The fever made teeth chatter rapidly. Temperatures went up an down. I was freezing but soaked from sweat. My body ached and the taste in my mouth was like when you lick an empty spoon. Metal. It made me nauseous and unable to taste anything else. I couldn't stand and it even hurt laying still on a flat surface. My brain felt like it was about to explode, like it had swollen in the skull. Every thought was completely irrational or an assembled illusion of insanity. I was being poisoned by a person trying to kill me. No, I was just really hungover and needed a paracetamol.
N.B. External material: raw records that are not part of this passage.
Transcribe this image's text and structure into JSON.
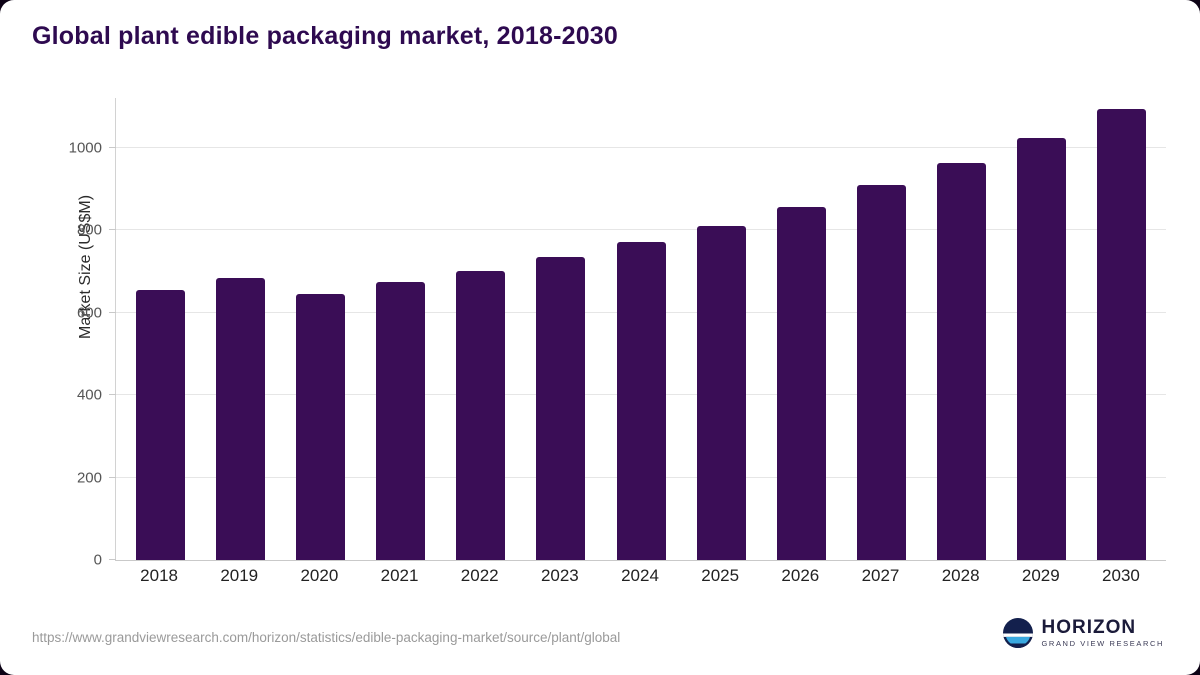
{
  "chart_data": {
    "type": "bar",
    "title": "Global plant edible packaging market, 2018-2030",
    "categories": [
      "2018",
      "2019",
      "2020",
      "2021",
      "2022",
      "2023",
      "2024",
      "2025",
      "2026",
      "2027",
      "2028",
      "2029",
      "2030"
    ],
    "values": [
      655,
      684,
      646,
      675,
      700,
      735,
      772,
      810,
      855,
      908,
      962,
      1022,
      1093
    ],
    "xlabel": "",
    "ylabel": "Market Size (US$M)",
    "ylim": [
      0,
      1120
    ],
    "yticks": [
      0,
      200,
      400,
      600,
      800,
      1000
    ],
    "bar_color": "#3a0d56",
    "grid": true,
    "legend": false
  },
  "footer": {
    "source_url": "https://www.grandviewresearch.com/horizon/statistics/edible-packaging-market/source/plant/global",
    "logo_title": "HORIZON",
    "logo_subtitle": "GRAND VIEW RESEARCH"
  },
  "colors": {
    "bar": "#3a0d56",
    "title": "#2e0a50",
    "gridline": "#e6e6e6",
    "background": "#ffffff",
    "logo_circle": "#13204d",
    "logo_water": "#3aa9e0"
  }
}
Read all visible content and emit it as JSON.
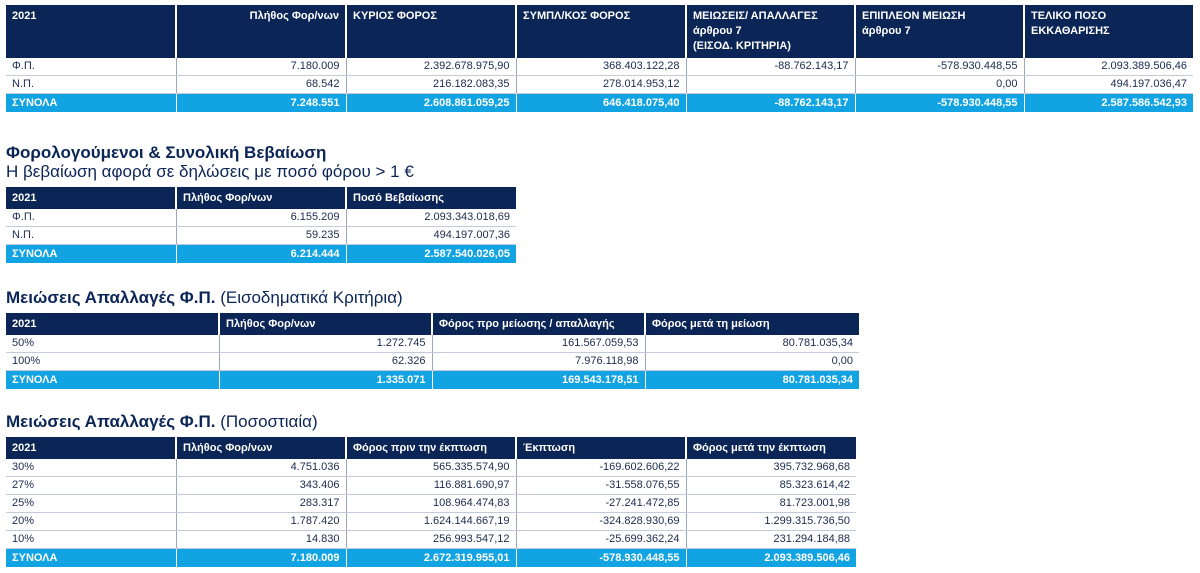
{
  "table1": {
    "headers": [
      "2021",
      "Πλήθος Φορ/νων",
      "ΚΥΡΙΟΣ ΦΟΡΟΣ",
      "ΣΥΜΠΛ/ΚΟΣ ΦΟΡΟΣ",
      "ΜΕΙΩΣΕΙΣ/ ΑΠΑΛΛΑΓΕΣ\nάρθρου 7\n(ΕΙΣΟΔ. ΚΡΙΤΗΡΙΑ)",
      "ΕΠΙΠΛΕΟΝ ΜΕΙΩΣΗ\nάρθρου 7",
      "ΤΕΛΙΚΟ ΠΟΣΟ\nΕΚΚΑΘΑΡΙΣΗΣ"
    ],
    "rows": [
      [
        "Φ.Π.",
        "7.180.009",
        "2.392.678.975,90",
        "368.403.122,28",
        "-88.762.143,17",
        "-578.930.448,55",
        "2.093.389.506,46"
      ],
      [
        "Ν.Π.",
        "68.542",
        "216.182.083,35",
        "278.014.953,12",
        "",
        "0,00",
        "494.197.036,47"
      ]
    ],
    "total": [
      "ΣΥΝΟΛΑ",
      "7.248.551",
      "2.608.861.059,25",
      "646.418.075,40",
      "-88.762.143,17",
      "-578.930.448,55",
      "2.587.586.542,93"
    ]
  },
  "section2": {
    "title": "Φορολογούμενοι & Συνολική Βεβαίωση",
    "subtitle": "Η βεβαίωση αφορά σε δηλώσεις με ποσό φόρου > 1 €",
    "headers": [
      "2021",
      "Πλήθος Φορ/νων",
      "Ποσό Βεβαίωσης"
    ],
    "rows": [
      [
        "Φ.Π.",
        "6.155.209",
        "2.093.343.018,69"
      ],
      [
        "Ν.Π.",
        "59.235",
        "494.197.007,36"
      ]
    ],
    "total": [
      "ΣΥΝΟΛΑ",
      "6.214.444",
      "2.587.540.026,05"
    ]
  },
  "section3": {
    "title_bold": "Μειώσεις Απαλλαγές Φ.Π.",
    "title_normal": "(Εισοδηματικά Κριτήρια)",
    "headers": [
      "2021",
      "Πλήθος Φορ/νων",
      "Φόρος προ μείωσης / απαλλαγής",
      "Φόρος μετά τη μείωση"
    ],
    "rows": [
      [
        "50%",
        "1.272.745",
        "161.567.059,53",
        "80.781.035,34"
      ],
      [
        "100%",
        "62.326",
        "7.976.118,98",
        "0,00"
      ]
    ],
    "total": [
      "ΣΥΝΟΛΑ",
      "1.335.071",
      "169.543.178,51",
      "80.781.035,34"
    ]
  },
  "section4": {
    "title_bold": "Μειώσεις Απαλλαγές Φ.Π.",
    "title_normal": "(Ποσοστιαία)",
    "headers": [
      "2021",
      "Πλήθος Φορ/νων",
      "Φόρος πριν την έκπτωση",
      "Έκπτωση",
      "Φόρος μετά την έκπτωση"
    ],
    "rows": [
      [
        "30%",
        "4.751.036",
        "565.335.574,90",
        "-169.602.606,22",
        "395.732.968,68"
      ],
      [
        "27%",
        "343.406",
        "116.881.690,97",
        "-31.558.076,55",
        "85.323.614,42"
      ],
      [
        "25%",
        "283.317",
        "108.964.474,83",
        "-27.241.472,85",
        "81.723.001,98"
      ],
      [
        "20%",
        "1.787.420",
        "1.624.144.667,19",
        "-324.828.930,69",
        "1.299.315.736,50"
      ],
      [
        "10%",
        "14.830",
        "256.993.547,12",
        "-25.699.362,24",
        "231.294.184,88"
      ]
    ],
    "total": [
      "ΣΥΝΟΛΑ",
      "7.180.009",
      "2.672.319.955,01",
      "-578.930.448,55",
      "2.093.389.506,46"
    ]
  }
}
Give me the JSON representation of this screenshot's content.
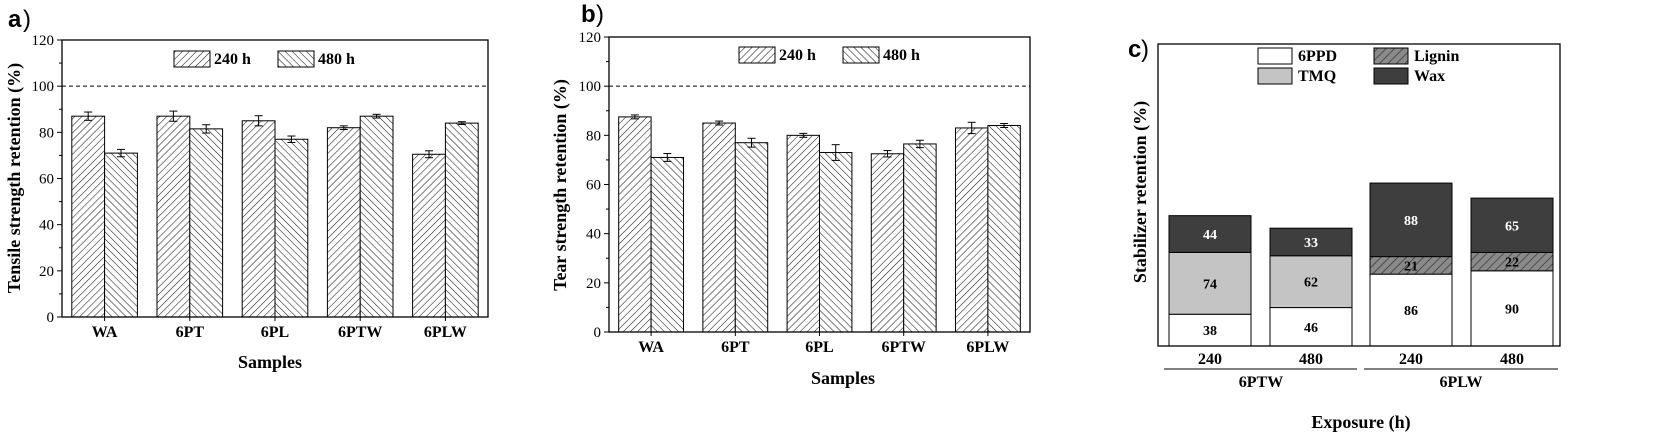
{
  "chart_data": [
    {
      "panel": "a",
      "type": "bar",
      "title": "",
      "xlabel": "Samples",
      "ylabel": "Tensile strength retention (%)",
      "ylim": [
        0,
        120
      ],
      "yticks": [
        "0",
        "20",
        "40",
        "60",
        "80",
        "100",
        "120"
      ],
      "categories": [
        "WA",
        "6PT",
        "6PL",
        "6PTW",
        "6PLW"
      ],
      "series": [
        {
          "name": "240 h",
          "values": [
            87,
            87,
            85,
            82,
            70.5
          ],
          "errors": [
            1.8,
            2.2,
            2.2,
            0.8,
            1.5
          ]
        },
        {
          "name": "480 h",
          "values": [
            71,
            81.5,
            77,
            87,
            84
          ],
          "errors": [
            1.6,
            1.8,
            1.4,
            0.8,
            0.6
          ]
        }
      ],
      "reference_line": 100,
      "legend": "top-center"
    },
    {
      "panel": "b",
      "type": "bar",
      "title": "",
      "xlabel": "Samples",
      "ylabel": "Tear strength retention (%)",
      "ylim": [
        0,
        120
      ],
      "yticks": [
        "0",
        "20",
        "40",
        "60",
        "80",
        "100",
        "120"
      ],
      "categories": [
        "WA",
        "6PT",
        "6PL",
        "6PTW",
        "6PLW"
      ],
      "series": [
        {
          "name": "240 h",
          "values": [
            87.5,
            85,
            80,
            72.5,
            83
          ],
          "errors": [
            0.8,
            0.8,
            0.8,
            1.3,
            2.3
          ]
        },
        {
          "name": "480 h",
          "values": [
            71,
            77,
            73,
            76.5,
            84
          ],
          "errors": [
            1.6,
            1.8,
            3.2,
            1.5,
            0.8
          ]
        }
      ],
      "reference_line": 100,
      "legend": "top-center"
    },
    {
      "panel": "c",
      "type": "bar",
      "stacked": true,
      "title": "",
      "xlabel": "Exposure (h)",
      "ylabel": "Stabilizer retention (%)",
      "categories": [
        "240",
        "480",
        "240",
        "480"
      ],
      "groups": [
        "6PTW",
        "6PLW"
      ],
      "group_of_category": [
        "6PTW",
        "6PTW",
        "6PLW",
        "6PLW"
      ],
      "series": [
        {
          "name": "6PPD",
          "values": [
            38,
            46,
            86,
            90
          ]
        },
        {
          "name": "TMQ",
          "values": [
            74,
            62,
            null,
            null
          ]
        },
        {
          "name": "Lignin",
          "values": [
            null,
            null,
            21,
            22
          ]
        },
        {
          "name": "Wax",
          "values": [
            44,
            33,
            88,
            65
          ]
        }
      ],
      "legend": "top-center"
    }
  ],
  "colors": {
    "6PPD": "#ffffff",
    "TMQ": "#c4c4c4",
    "Lignin": "#8a8a8a",
    "Wax": "#3e3e3e",
    "axis": "#000000"
  }
}
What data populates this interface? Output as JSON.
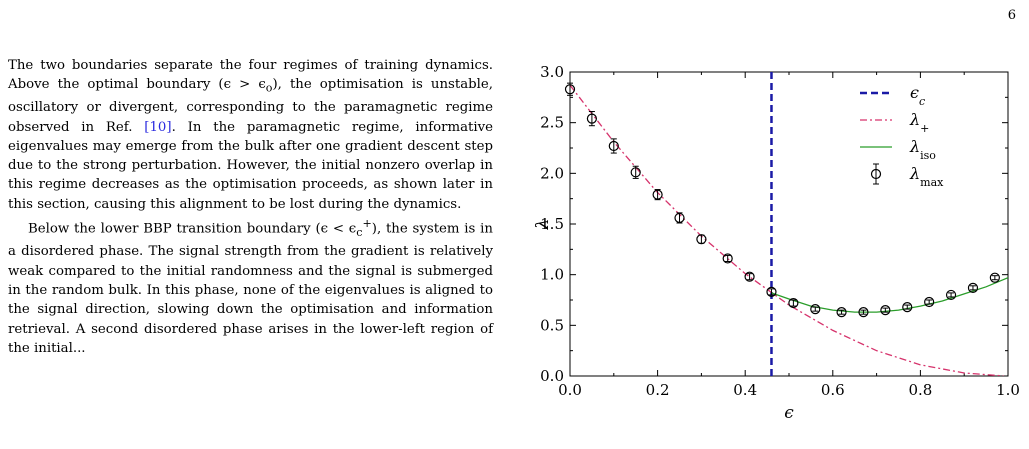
{
  "page_number": "6",
  "paragraph_1": {
    "part_1": "The two boundaries separate the four regimes of training dynamics. Above the optimal boundary (ϵ > ϵ",
    "sub_o": "o",
    "part_2": "), the optimisation is unstable, oscillatory or divergent, corresponding to the paramagnetic regime observed in Ref. ",
    "ref": "[10]",
    "part_3": ". In the paramagnetic regime, informative eigenvalues may emerge from the bulk after one gradient descent step due to the strong perturbation. However, the initial nonzero overlap in this regime decreases as the optimisation proceeds, as shown later in this section, causing this alignment to be lost during the dynamics."
  },
  "paragraph_2": {
    "part_1": "Below the lower BBP transition boundary (ϵ < ϵ",
    "sub_c": "c",
    "sup_plus": "+",
    "part_2": "), the system is in a disordered phase. The signal strength from the gradient is relatively weak compared to the initial randomness and the signal is submerged in the random bulk. In this phase, none of the eigenvalues is aligned to the signal direction, slowing down the optimisation and information retrieval. A second disordered phase arises in the lower-left region of the initial..."
  },
  "chart_data": {
    "type": "line",
    "xlabel": "ϵ",
    "ylabel": "λ",
    "xlim": [
      0.0,
      1.0
    ],
    "ylim": [
      0.0,
      3.0
    ],
    "x_ticks": [
      "0.0",
      "0.2",
      "0.4",
      "0.6",
      "0.8",
      "1.0"
    ],
    "y_ticks": [
      "0.0",
      "0.5",
      "1.0",
      "1.5",
      "2.0",
      "2.5",
      "3.0"
    ],
    "legend_position": "top-right",
    "critical_line": {
      "name": "ϵ",
      "name_sub": "c",
      "x": 0.46,
      "color": "#1a1aa6"
    },
    "series": [
      {
        "name": "λ",
        "name_sub": "+",
        "color": "#d6336c",
        "style": "dash-dot",
        "x": [
          0.0,
          0.1,
          0.2,
          0.3,
          0.4,
          0.5,
          0.6,
          0.7,
          0.8,
          0.9,
          0.99
        ],
        "y": [
          2.87,
          2.31,
          1.81,
          1.38,
          1.01,
          0.7,
          0.45,
          0.25,
          0.11,
          0.03,
          0.0
        ]
      },
      {
        "name": "λ",
        "name_sub": "iso",
        "color": "#2a9d2a",
        "style": "solid",
        "x": [
          0.46,
          0.5,
          0.55,
          0.6,
          0.65,
          0.7,
          0.75,
          0.8,
          0.85,
          0.9,
          0.95,
          1.0
        ],
        "y": [
          0.82,
          0.76,
          0.69,
          0.65,
          0.63,
          0.63,
          0.65,
          0.69,
          0.74,
          0.81,
          0.88,
          0.97
        ]
      },
      {
        "name": "λ",
        "name_sub": "max",
        "color": "#000000",
        "style": "markers-errorbars",
        "x": [
          0.0,
          0.05,
          0.1,
          0.15,
          0.2,
          0.25,
          0.3,
          0.36,
          0.41,
          0.46,
          0.51,
          0.56,
          0.62,
          0.67,
          0.72,
          0.77,
          0.82,
          0.87,
          0.92,
          0.97
        ],
        "y": [
          2.83,
          2.54,
          2.27,
          2.01,
          1.79,
          1.56,
          1.35,
          1.16,
          0.98,
          0.83,
          0.72,
          0.66,
          0.63,
          0.63,
          0.65,
          0.68,
          0.73,
          0.8,
          0.87,
          0.97
        ],
        "err": [
          0.06,
          0.07,
          0.07,
          0.06,
          0.05,
          0.05,
          0.04,
          0.03,
          0.03,
          0.03,
          0.03,
          0.02,
          0.02,
          0.02,
          0.02,
          0.02,
          0.02,
          0.02,
          0.02,
          0.02
        ]
      }
    ]
  }
}
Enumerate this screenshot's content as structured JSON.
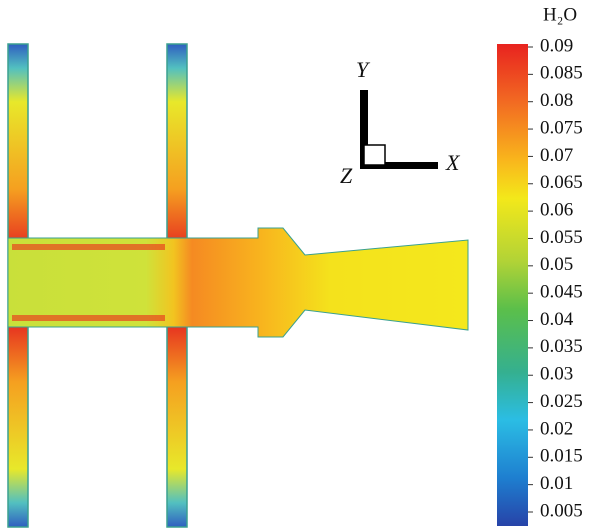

No, a deadly strain of malaria was being carried in the cells of my blood and liver.

The disease kills one million people each year, 90% of whom live in sub-Saharan Africa. In Malawi, it is normal practice, like a common cold or stomach parasite to see a patient with malaria. However for most patients, the common choice of treatment is to simply live with the parasite in its uncomplicated form and hope it subsides due to the high cost of treatment. For children and mothers, this decision is fatal. Even for those treating the disease with the cheapest malaria drugs available, there is a significant risk that the strain is resistant and will remain untreated. Like a tattoo plastered on the skin forever, the strain stays dormant in the blood as a reminder of what a microscopic parasite can do to a healthy human. For me, this reminder also sheds light on an issue affecting millions and the health intervention required across sub-Saharan Africa to prevent unnecessary deaths by a microscopic organism.